When someone is treated with ketamine for depression, the effects will eventually wear off. But that’s not the same as withdrawal. If you get ketamine following the clinical protocol for depression, you won’t have withdrawal, Krystal says. 

He explains that treatment is designed to make the body more sensitive to ketamine. It does this through infrequent doses. The result: “Every time you give a dose, you get that pinging of the glutamate system in the brain,” Krystal says. 

“The opposite happens when you use it frequently: You get tolerant to the effects of ketamine,” he says.  “People who misuse ketamine and take it multiple times every day, they become tolerant to ketamine.” 

It may not always be clear when the risks outweigh the possible benefits. The FDA has said that additional clinical studies are needed to investigate that. It may not be safe for people who have a history of substance abuse. Many clinical trials have barred people with substance use problems.

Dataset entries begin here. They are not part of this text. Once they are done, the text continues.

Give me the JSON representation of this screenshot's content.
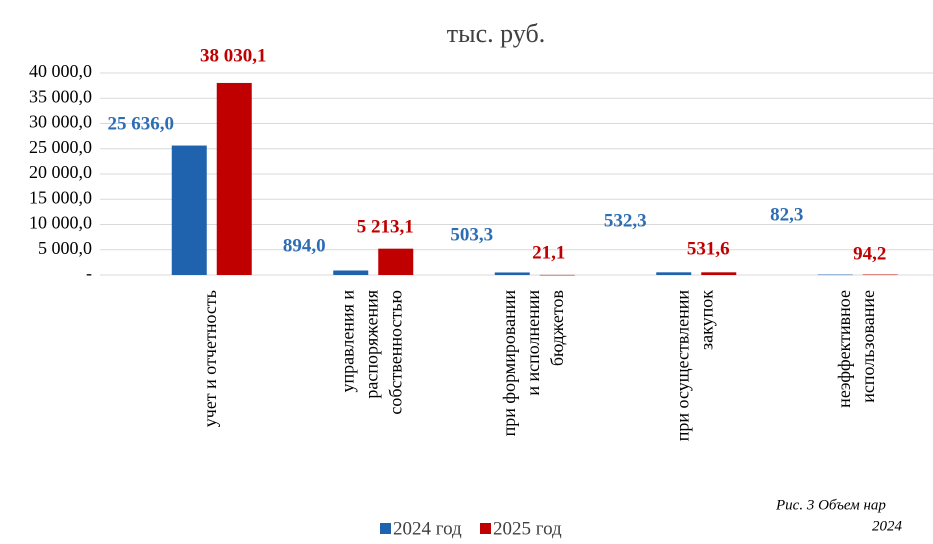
{
  "chart_data": {
    "type": "bar",
    "title": "тыс. руб.",
    "categories": [
      [
        "учет и отчетность"
      ],
      [
        "управления и",
        "распоряжения",
        "собственностью"
      ],
      [
        "при формировании",
        "и исполнении",
        "бюджетов"
      ],
      [
        "при осуществлении",
        "закупок"
      ],
      [
        "неэффективное",
        "использование"
      ]
    ],
    "series": [
      {
        "name": "2024 год",
        "color": "#1f62ad",
        "label_color": "#2e6db4",
        "values": [
          25636.0,
          894.0,
          503.3,
          532.3,
          82.3
        ],
        "value_labels": [
          "25 636,0",
          "894,0",
          "503,3",
          "532,3",
          "82,3"
        ]
      },
      {
        "name": "2025 год",
        "color": "#c00000",
        "label_color": "#c00000",
        "values": [
          38030.1,
          5213.1,
          21.1,
          531.6,
          94.2
        ],
        "value_labels": [
          "38 030,1",
          "5 213,1",
          "21,1",
          "531,6",
          "94,2"
        ]
      }
    ],
    "ylim": [
      0,
      40000
    ],
    "yticks": [
      {
        "value": 0,
        "label": "-"
      },
      {
        "value": 5000,
        "label": "5 000,0"
      },
      {
        "value": 10000,
        "label": "10 000,0"
      },
      {
        "value": 15000,
        "label": "15 000,0"
      },
      {
        "value": 20000,
        "label": "20 000,0"
      },
      {
        "value": 25000,
        "label": "25 000,0"
      },
      {
        "value": 30000,
        "label": "30 000,0"
      },
      {
        "value": 35000,
        "label": "35 000,0"
      },
      {
        "value": 40000,
        "label": "40 000,0"
      }
    ],
    "grid": true,
    "legend": "bottom",
    "annotations": [
      "Рис. 3 Объем нар",
      "2024"
    ]
  }
}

It also may not be safe for people who have schizophrenia because of the psychosis risk, Krystal says.

Typically, the only ketamine-derived treatment for depression that insurance will cover is the FDA-approved nasal spray esketamine (Spravato).

Because the FDA hasn't approved IV ketamine for depression, most insurance doesn’t cover it. The cost of an infusion can vary widely and is typically paid out of pocket. A full treatment course can be several thousand dollars.

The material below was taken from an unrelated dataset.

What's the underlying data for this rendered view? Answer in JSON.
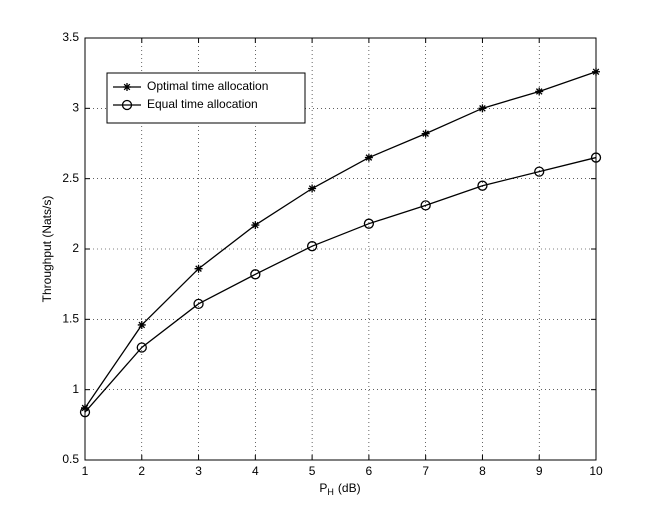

“Some patients and some practitioners prefer the IV administration to the intranasal administration. But there are not compelling data to conclude that one is superior to the other or to predict who would benefit from one versus the other,” Krystal says.

Some people may not keep up with their treatments, especially if they can’t afford it or if their insurance doesn’t cover it. Stewart follows up with all of his patients throughout their series or if they stop ketamine therapy. “If they are unable to continue therapy, they are directed to other local resources,” he says.

Coulter-Scott continues to get routine booster ketamine infusions and also takes antidepressants and talks to a therapist.

Winograd kept up with ketamine treatment for three years. He got about 30 infusions during that time. But he’s since stopped.

“I am relatively healthy these days, mentally, so the need for ketamine is less, but I still believe I would benefit from it,” says Winograd, who has now gotten back to his life as a self-described jack of many trades. He has a film and video company, works as a freelance web designer, and runs a ballroom with his wife. The ketamine treatment had become too costly and harder to access. He still sees a therapist once a week and takes antidepressants. And he credits ketamine with making those treatments work better.

“Conventional antidepressants continue to do a good job for me, and I only took those because of ketamine. I never would’ve had the space, the mental clarity, to know that that would be a positive thing, because I pushed against it my whole life.” 

Likewise, before ketamine treatment, Winograd says he only went to therapy because his family begged him to go. “After I started to feel better,” Winograd says, “my therapist started to make more sense.”